A tty is just an extra terminal session on your computer.
This howto is about how to disable extra tty's on your computer.
Ubuntu and all it's variants (inc. #! Crunchbang) have 6 tty's enabled, and your X session (the graphical interface) is held on the 7th
You can switch tty's using the Alt+Fn keys (Alt+F1, Alt+F2, etc.), though not while you are in an X session (logged into your normal #!)

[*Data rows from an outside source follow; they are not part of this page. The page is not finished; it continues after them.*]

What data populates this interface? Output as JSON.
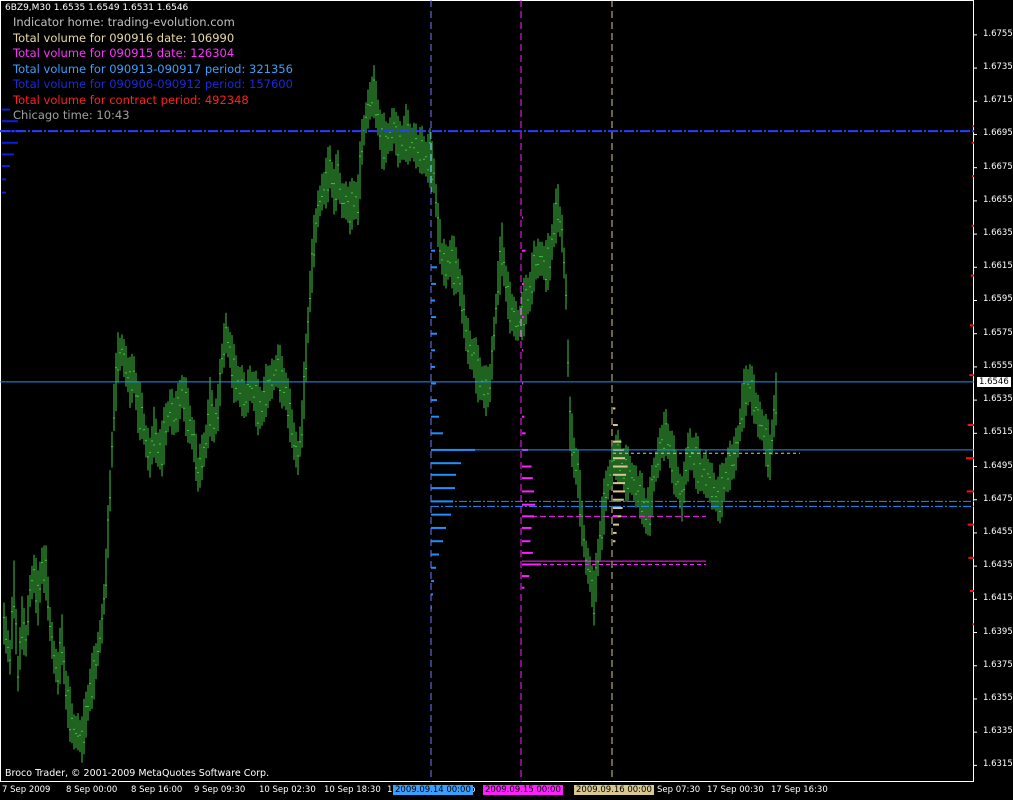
{
  "window": {
    "title": "6BZ9,M30  1.6535 1.6549 1.6531 1.6546",
    "copyright": "Broco Trader, © 2001-2009 MetaQuotes Software Corp."
  },
  "info_lines": [
    {
      "label": "Indicator home: trading-evolution.com",
      "value": "",
      "color": "#c0c0c0"
    },
    {
      "label": "Total volume for 090916 date: ",
      "value": "106990",
      "color": "#e8d8a8"
    },
    {
      "label": "Total volume for 090915 date: ",
      "value": "126304",
      "color": "#ff33ff"
    },
    {
      "label": "Total volume for 090913-090917 period: ",
      "value": "321356",
      "color": "#3aa0ff"
    },
    {
      "label": "Total volume for 090906-090912 period: ",
      "value": "157600",
      "color": "#1a2ad8"
    },
    {
      "label": "Total volume for contract period: ",
      "value": "492348",
      "color": "#ff2020"
    },
    {
      "label": "Chicago time: ",
      "value": "10:43",
      "color": "#a0a0a0"
    }
  ],
  "current_price_label": "1.6546",
  "colors": {
    "candles": "#3fc43f",
    "profile_week": "#1e90ff",
    "profile_prev_week": "#0a1ee0",
    "profile_0915": "#ff20ff",
    "profile_0916": "#d8c890",
    "profile_contract": "#ff1010",
    "session_0914": "#6b7cff",
    "session_0915": "#ff20ff",
    "session_0916": "#d8c890"
  },
  "chart_data": {
    "type": "candlestick",
    "symbol": "6BZ9",
    "timeframe": "M30",
    "y_ticks": [
      "1.6755",
      "1.6735",
      "1.6715",
      "1.6695",
      "1.6675",
      "1.6655",
      "1.6635",
      "1.6615",
      "1.6595",
      "1.6575",
      "1.6555",
      "1.6535",
      "1.6515",
      "1.6495",
      "1.6475",
      "1.6455",
      "1.6435",
      "1.6415",
      "1.6395",
      "1.6375",
      "1.6355",
      "1.6335",
      "1.6315"
    ],
    "ylim": [
      1.6311,
      1.6776
    ],
    "x_ticks": [
      "7 Sep 2009",
      "8 Sep 00:00",
      "8 Sep 16:00",
      "9 Sep 09:30",
      "10 Sep 02:30",
      "10 Sep 18:30",
      "1",
      "p",
      "Sep 07:30",
      "17 Sep 00:30",
      "17 Sep 16:30"
    ],
    "session_markers": [
      {
        "label": "2009.09.14 00:00",
        "color": "#3aa0ff"
      },
      {
        "label": "2009.09.15 00:00",
        "color": "#ff20ff"
      },
      {
        "label": "2009.09.16 00:00",
        "color": "#d8c890"
      }
    ],
    "current_price": 1.6546,
    "levels": [
      {
        "name": "prev-week-poc",
        "price": 1.6697
      },
      {
        "name": "week-poc",
        "price": 1.6505
      },
      {
        "name": "value-area-high",
        "price": 1.6474
      },
      {
        "name": "value-area-low",
        "price": 1.6471
      },
      {
        "name": "0915-poc-high",
        "price": 1.6438
      },
      {
        "name": "0915-poc-low",
        "price": 1.6436
      },
      {
        "name": "0915-va",
        "price": 1.6465
      }
    ],
    "price_path": [
      [
        0,
        1.64
      ],
      [
        6,
        1.638
      ],
      [
        10,
        1.642
      ],
      [
        14,
        1.637
      ],
      [
        18,
        1.64
      ],
      [
        22,
        1.639
      ],
      [
        26,
        1.642
      ],
      [
        30,
        1.643
      ],
      [
        34,
        1.6415
      ],
      [
        38,
        1.6435
      ],
      [
        42,
        1.643
      ],
      [
        46,
        1.64
      ],
      [
        50,
        1.638
      ],
      [
        54,
        1.637
      ],
      [
        58,
        1.639
      ],
      [
        62,
        1.636
      ],
      [
        66,
        1.6345
      ],
      [
        70,
        1.6335
      ],
      [
        74,
        1.6335
      ],
      [
        78,
        1.633
      ],
      [
        82,
        1.6345
      ],
      [
        86,
        1.636
      ],
      [
        90,
        1.637
      ],
      [
        94,
        1.6385
      ],
      [
        98,
        1.64
      ],
      [
        102,
        1.643
      ],
      [
        106,
        1.648
      ],
      [
        110,
        1.653
      ],
      [
        114,
        1.656
      ],
      [
        118,
        1.6565
      ],
      [
        122,
        1.6555
      ],
      [
        126,
        1.6545
      ],
      [
        130,
        1.655
      ],
      [
        134,
        1.653
      ],
      [
        138,
        1.6525
      ],
      [
        142,
        1.651
      ],
      [
        146,
        1.65
      ],
      [
        150,
        1.6515
      ],
      [
        154,
        1.6505
      ],
      [
        158,
        1.6505
      ],
      [
        162,
        1.652
      ],
      [
        166,
        1.653
      ],
      [
        170,
        1.6525
      ],
      [
        174,
        1.653
      ],
      [
        178,
        1.654
      ],
      [
        182,
        1.653
      ],
      [
        186,
        1.652
      ],
      [
        190,
        1.651
      ],
      [
        194,
        1.649
      ],
      [
        198,
        1.65
      ],
      [
        202,
        1.651
      ],
      [
        206,
        1.653
      ],
      [
        210,
        1.652
      ],
      [
        214,
        1.653
      ],
      [
        218,
        1.656
      ],
      [
        222,
        1.6575
      ],
      [
        226,
        1.6565
      ],
      [
        230,
        1.655
      ],
      [
        234,
        1.6545
      ],
      [
        238,
        1.654
      ],
      [
        242,
        1.6535
      ],
      [
        246,
        1.6545
      ],
      [
        250,
        1.654
      ],
      [
        254,
        1.653
      ],
      [
        258,
        1.653
      ],
      [
        262,
        1.654
      ],
      [
        266,
        1.6545
      ],
      [
        270,
        1.655
      ],
      [
        274,
        1.6555
      ],
      [
        278,
        1.6545
      ],
      [
        282,
        1.654
      ],
      [
        286,
        1.6525
      ],
      [
        290,
        1.651
      ],
      [
        294,
        1.65
      ],
      [
        298,
        1.652
      ],
      [
        302,
        1.656
      ],
      [
        306,
        1.66
      ],
      [
        310,
        1.663
      ],
      [
        314,
        1.665
      ],
      [
        318,
        1.666
      ],
      [
        322,
        1.6665
      ],
      [
        326,
        1.6675
      ],
      [
        330,
        1.666
      ],
      [
        334,
        1.667
      ],
      [
        338,
        1.6655
      ],
      [
        342,
        1.6655
      ],
      [
        346,
        1.665
      ],
      [
        350,
        1.6655
      ],
      [
        354,
        1.6655
      ],
      [
        358,
        1.669
      ],
      [
        362,
        1.6705
      ],
      [
        366,
        1.6715
      ],
      [
        370,
        1.672
      ],
      [
        374,
        1.6705
      ],
      [
        378,
        1.669
      ],
      [
        382,
        1.669
      ],
      [
        386,
        1.6695
      ],
      [
        390,
        1.67
      ],
      [
        394,
        1.669
      ],
      [
        398,
        1.669
      ],
      [
        402,
        1.6695
      ],
      [
        406,
        1.669
      ],
      [
        410,
        1.669
      ],
      [
        414,
        1.6685
      ],
      [
        418,
        1.6685
      ],
      [
        422,
        1.668
      ],
      [
        426,
        1.668
      ],
      [
        430,
        1.667
      ],
      [
        434,
        1.664
      ],
      [
        438,
        1.662
      ],
      [
        442,
        1.6615
      ],
      [
        446,
        1.662
      ],
      [
        450,
        1.6615
      ],
      [
        454,
        1.661
      ],
      [
        458,
        1.6595
      ],
      [
        462,
        1.6575
      ],
      [
        466,
        1.6565
      ],
      [
        470,
        1.656
      ],
      [
        474,
        1.655
      ],
      [
        478,
        1.6545
      ],
      [
        482,
        1.654
      ],
      [
        486,
        1.6545
      ],
      [
        490,
        1.6575
      ],
      [
        494,
        1.6605
      ],
      [
        498,
        1.6625
      ],
      [
        502,
        1.6605
      ],
      [
        506,
        1.659
      ],
      [
        510,
        1.6585
      ],
      [
        514,
        1.658
      ],
      [
        518,
        1.6585
      ],
      [
        522,
        1.6595
      ],
      [
        526,
        1.66
      ],
      [
        530,
        1.6615
      ],
      [
        534,
        1.662
      ],
      [
        538,
        1.662
      ],
      [
        542,
        1.6615
      ],
      [
        546,
        1.662
      ],
      [
        550,
        1.664
      ],
      [
        554,
        1.665
      ],
      [
        558,
        1.6635
      ],
      [
        562,
        1.66
      ],
      [
        566,
        1.652
      ],
      [
        570,
        1.65
      ],
      [
        574,
        1.649
      ],
      [
        578,
        1.646
      ],
      [
        582,
        1.644
      ],
      [
        586,
        1.643
      ],
      [
        590,
        1.6415
      ],
      [
        594,
        1.644
      ],
      [
        598,
        1.646
      ],
      [
        602,
        1.648
      ],
      [
        606,
        1.649
      ],
      [
        610,
        1.65
      ],
      [
        614,
        1.65
      ],
      [
        618,
        1.6495
      ],
      [
        622,
        1.649
      ],
      [
        626,
        1.649
      ],
      [
        630,
        1.6485
      ],
      [
        634,
        1.648
      ],
      [
        638,
        1.6475
      ],
      [
        642,
        1.6465
      ],
      [
        646,
        1.647
      ],
      [
        650,
        1.649
      ],
      [
        654,
        1.65
      ],
      [
        658,
        1.651
      ],
      [
        662,
        1.6515
      ],
      [
        666,
        1.6505
      ],
      [
        670,
        1.6495
      ],
      [
        674,
        1.6485
      ],
      [
        678,
        1.6475
      ],
      [
        682,
        1.6495
      ],
      [
        686,
        1.6505
      ],
      [
        690,
        1.65
      ],
      [
        694,
        1.6495
      ],
      [
        698,
        1.649
      ],
      [
        702,
        1.649
      ],
      [
        706,
        1.6485
      ],
      [
        710,
        1.648
      ],
      [
        714,
        1.6475
      ],
      [
        718,
        1.648
      ],
      [
        722,
        1.649
      ],
      [
        726,
        1.6495
      ],
      [
        730,
        1.65
      ],
      [
        734,
        1.651
      ],
      [
        738,
        1.653
      ],
      [
        742,
        1.654
      ],
      [
        746,
        1.6545
      ],
      [
        750,
        1.6535
      ],
      [
        754,
        1.6525
      ],
      [
        758,
        1.652
      ],
      [
        762,
        1.651
      ],
      [
        766,
        1.65
      ],
      [
        770,
        1.6525
      ],
      [
        774,
        1.6545
      ]
    ],
    "profile_week": [
      [
        1.6625,
        0.04
      ],
      [
        1.6615,
        0.06
      ],
      [
        1.6605,
        0.05
      ],
      [
        1.6595,
        0.04
      ],
      [
        1.6585,
        0.05
      ],
      [
        1.6575,
        0.06
      ],
      [
        1.6565,
        0.04
      ],
      [
        1.6555,
        0.04
      ],
      [
        1.6545,
        0.05
      ],
      [
        1.6535,
        0.06
      ],
      [
        1.6525,
        0.08
      ],
      [
        1.6515,
        0.12
      ],
      [
        1.6505,
        0.44
      ],
      [
        1.6497,
        0.3
      ],
      [
        1.649,
        0.25
      ],
      [
        1.6482,
        0.24
      ],
      [
        1.6474,
        0.22
      ],
      [
        1.6466,
        0.2
      ],
      [
        1.6458,
        0.15
      ],
      [
        1.645,
        0.12
      ],
      [
        1.6442,
        0.08
      ],
      [
        1.6434,
        0.05
      ],
      [
        1.6426,
        0.03
      ],
      [
        1.6418,
        0.02
      ],
      [
        1.641,
        0.01
      ]
    ],
    "profile_0915": [
      [
        1.6645,
        0.01
      ],
      [
        1.6625,
        0.03
      ],
      [
        1.6605,
        0.02
      ],
      [
        1.6585,
        0.02
      ],
      [
        1.6565,
        0.01
      ],
      [
        1.6545,
        0.01
      ],
      [
        1.6525,
        0.02
      ],
      [
        1.6515,
        0.03
      ],
      [
        1.6505,
        0.05
      ],
      [
        1.6495,
        0.08
      ],
      [
        1.6488,
        0.09
      ],
      [
        1.648,
        0.1
      ],
      [
        1.6472,
        0.11
      ],
      [
        1.6465,
        0.1
      ],
      [
        1.6458,
        0.08
      ],
      [
        1.645,
        0.07
      ],
      [
        1.6443,
        0.09
      ],
      [
        1.6436,
        0.16
      ],
      [
        1.6429,
        0.06
      ],
      [
        1.6422,
        0.02
      ]
    ],
    "profile_0916": [
      [
        1.653,
        0.02
      ],
      [
        1.652,
        0.04
      ],
      [
        1.651,
        0.07
      ],
      [
        1.6505,
        0.09
      ],
      [
        1.65,
        0.1
      ],
      [
        1.6495,
        0.12
      ],
      [
        1.649,
        0.11
      ],
      [
        1.6485,
        0.1
      ],
      [
        1.648,
        0.1
      ],
      [
        1.6475,
        0.09
      ],
      [
        1.647,
        0.08
      ],
      [
        1.6465,
        0.07
      ],
      [
        1.646,
        0.05
      ],
      [
        1.6455,
        0.03
      ],
      [
        1.645,
        0.02
      ]
    ],
    "profile_prev_week": [
      [
        1.671,
        0.02
      ],
      [
        1.6703,
        0.04
      ],
      [
        1.6697,
        0.05
      ],
      [
        1.669,
        0.04
      ],
      [
        1.6683,
        0.03
      ],
      [
        1.6676,
        0.02
      ],
      [
        1.6668,
        0.01
      ],
      [
        1.666,
        0.01
      ]
    ],
    "profile_contract": [
      [
        1.67,
        0.2
      ],
      [
        1.669,
        0.3
      ],
      [
        1.667,
        0.25
      ],
      [
        1.664,
        0.3
      ],
      [
        1.661,
        0.4
      ],
      [
        1.658,
        0.5
      ],
      [
        1.655,
        0.6
      ],
      [
        1.652,
        0.8
      ],
      [
        1.65,
        1.0
      ],
      [
        1.648,
        0.9
      ],
      [
        1.646,
        0.8
      ],
      [
        1.644,
        0.7
      ],
      [
        1.642,
        0.5
      ],
      [
        1.64,
        0.2
      ]
    ]
  }
}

Switching tty's can be useful if your boot or shutdown stalls, as if you switch to a random tty then back to tty1 (Alt+F1) you will see where your system has hanged
The first thing that needs to be done is change the setting that says how many tty's are available
To do this, you have to edit /etc/default/console-setup
sudo nano /etc/default/console-setup
Change the ACTIVE_CONSOLES=”/dev/tty[1-6]” setting to reflect how many tty's you want available. It is inadvisable to make this less than 2, though I suggest 3 or 4 is a more sensible option, so the line would then be:
ACTIVE_CONSOLES=”/dev/tty[1-4]”
now you have to edit the tty files to stop them running on systemboot.
cd /etc/event.d/
Now you will change the ttyx files that you don't want. Edit them and comment lines starting with “start on runlevel”. There will be two lines in each file to comment out. In my example, you'll comment the start lines in tty5 and tty6 files.
As I mentioned previously, X is held on the tty7 slot. Note that this does not change, even if you decrease the number of tty's you have.